Special Edition: Drinks Ingredients

Exploring drinks innovation for health and wellness

By Caroline Scott-Thomas

- Last updated on GMT

Related tags: Probiotic

Functional beverages make up one of the most dynamic parts of the beverage market, and with consumers becoming increasingly savvy about health and wellness, myriad opportunities have opened up for industry.

According to market researcher Zenith International, functional drink sales rose three percent in 2008 to 26.5bn litres – albeit somewhat impacted by the recession. Nevertheless, innovation is still strong, and drinks makers have been looking to new ingredients to deliver the benefits that consumers demand.

One emerging area of innovation has been probiotics and prebiotics in non-dairy drinks, which are now second only to dairy products for product launches containing the gut-friendly bacteria. Non-dairy beverages accounted for 10.7 percent of the global pre- and probiotics market in 2008, according to Datamonitor figures.

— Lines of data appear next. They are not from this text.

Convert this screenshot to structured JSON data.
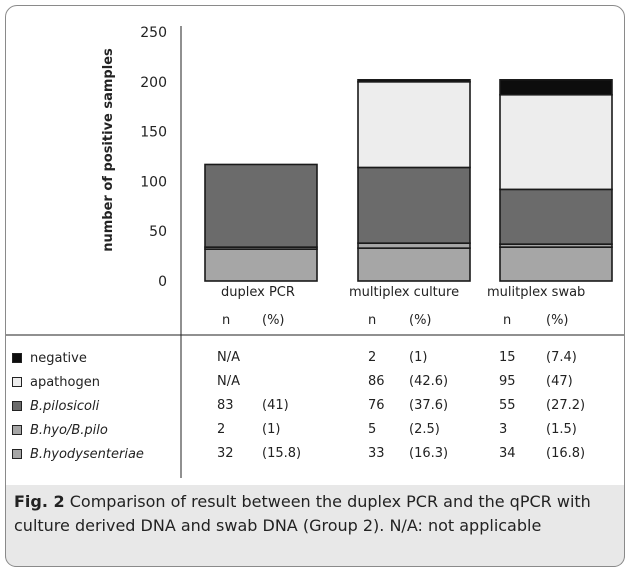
{
  "chart_data": {
    "type": "bar",
    "stacked": true,
    "ylabel": "number of positive samples",
    "ylim": [
      0,
      250
    ],
    "yticks": [
      0,
      50,
      100,
      150,
      200,
      250
    ],
    "categories": [
      "duplex PCR",
      "multiplex culture",
      "mulitplex swab"
    ],
    "series": [
      {
        "name": "B.hyodysenteriae",
        "color": "#a6a6a6",
        "values": [
          32,
          33,
          34
        ]
      },
      {
        "name": "B.hyo/B.pilo",
        "color": "#a6a6a6",
        "values": [
          2,
          5,
          3
        ]
      },
      {
        "name": "B.pilosicoli",
        "color": "#6b6b6b",
        "values": [
          83,
          76,
          55
        ]
      },
      {
        "name": "apathogen",
        "color": "#ededed",
        "values": [
          0,
          86,
          95
        ]
      },
      {
        "name": "negative",
        "color": "#0d0d0d",
        "values": [
          0,
          2,
          15
        ]
      }
    ]
  },
  "table": {
    "headers": [
      "duplex PCR",
      "multiplex culture",
      "mulitplex swab"
    ],
    "subheaders": [
      "n",
      "(%)"
    ],
    "rows": [
      {
        "label": "negative",
        "color": "#0d0d0d",
        "italic": false,
        "cells": [
          [
            "N/A",
            ""
          ],
          [
            "2",
            "(1)"
          ],
          [
            "15",
            "(7.4)"
          ]
        ]
      },
      {
        "label": "apathogen",
        "color": "#ededed",
        "italic": false,
        "cells": [
          [
            "N/A",
            ""
          ],
          [
            "86",
            "(42.6)"
          ],
          [
            "95",
            "(47)"
          ]
        ]
      },
      {
        "label": "B.pilosicoli",
        "color": "#6b6b6b",
        "italic": true,
        "cells": [
          [
            "83",
            "(41)"
          ],
          [
            "76",
            "(37.6)"
          ],
          [
            "55",
            "(27.2)"
          ]
        ]
      },
      {
        "label": "B.hyo/B.pilo",
        "color": "#a6a6a6",
        "italic": true,
        "cells": [
          [
            "2",
            "(1)"
          ],
          [
            "5",
            "(2.5)"
          ],
          [
            "3",
            "(1.5)"
          ]
        ]
      },
      {
        "label": "B.hyodysenteriae",
        "color": "#a6a6a6",
        "italic": true,
        "cells": [
          [
            "32",
            "(15.8)"
          ],
          [
            "33",
            "(16.3)"
          ],
          [
            "34",
            "(16.8)"
          ]
        ]
      }
    ]
  },
  "caption": {
    "label": "Fig. 2",
    "text": " Comparison of result between the duplex PCR and the qPCR with culture derived DNA and swab DNA (Group 2). N/A: not applicable"
  }
}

Danisco, for example, which has long provided cultures for dairy-based drinks, entered the probiotic juice category in January. The company explained that although fermented dairy has been considered the ideal vehicle for delivery of probiotic strains to the human gastrointestinal tract, its applications specialists had been working on inoculating probiotic strains into juices. Test results have shown that it can obtain a good survival of its probiotic strains in fruit juice over 40 days at 4°C, the company said.

In terms of prebiotics, said to create a balanced microflora environment in the gut where probiotic bacteria like bifidobacteria and lactobacilli can flourish, prebiotic fibres have been gaining increasing attention.

France-based acacia gum specialist Colloides Naturels International extended its Fibregum range in March to include Fibregum Clear, a soluble version made of at least 90 percent soluble fibre with a “strong prebiotic effect”,​ according to the company.

Healthy sports drinks

While there has been an upswing in sales of drinks with “good for you” ingredients, sales of sports drinks have slumped. In the United States, for instance, sales fell 12.3 percent last year, according to Beverage Marketing Corporation figures. However, coconut water – the clear liquid from the centre of young green coconuts – has emerged as a healthy alternative to the big energy drinks that have traditionally dominated the sports drink market. Coconut water sales are booming as fitness enthusiasts look to the low-calorie drink for its natural electrolytes, vitamins and minerals.

The drink’s image has also been enhanced with a host of recent celebrity endorsements, including one from Madonna early this year, when she invested $1.5m in Vita Coco, one of the leading players on the American market.

Apart from electrolytes, research has also shown that dairy proteins have potential post-exercise benefits. Arla is one company that has taken a twist on this, recently announcing it has been working on developing juices with added milk proteins.

The company’s dairy group application manager Claus Andersen said: “After a workout, milk proteins are those best absorbed in the muscles, giving an increase in muscle mass.”

But Arla envisages that a juice drink offering many of the benefits of milk could also be appealing to young people who may prefer the taste of juice to milk, or to older people seeking extra milk protein and calcium.

Sugar-free

Meanwhile, beverage makers have become increasingly aware that it is not enough to market drinks for their healthy benefits if consumers perceive them to be outweighed by caloric sweeteners. And with a move toward all things ‘natural’, artificial zero-calorie sweeteners may not always appeal to consumers looking for healthy choices.

For many manufacturers, natural zero-calorie sweeteners like the sugar alcohol erythritol and, more recently, stevia-derived sweeteners, are seen as attractive alternatives for drinks marketed on their health benefits.

In Europe, the first examples of the latter are just beginning to emerge. In France, Swedish company Liv Natur has launched a stevia-sweetened Yerba Maté drink, marketed on a healthy platform. It has been researched for its potential to increase alertness (it contains mateine, a caffeine-like substance), fat burning effects, and satiety effects.

Stevia, too, has an association with good health as it has a low glycaemic index.

In the growing and fast-moving healthy beverage sector, there is plenty of further potential for manufacturers to find a niche, and new opportunities continue to appear, whether in the form of pro- and prebiotics, soluble fibre, dairy proteins, zero-calorie sweeteners, or free-from claims.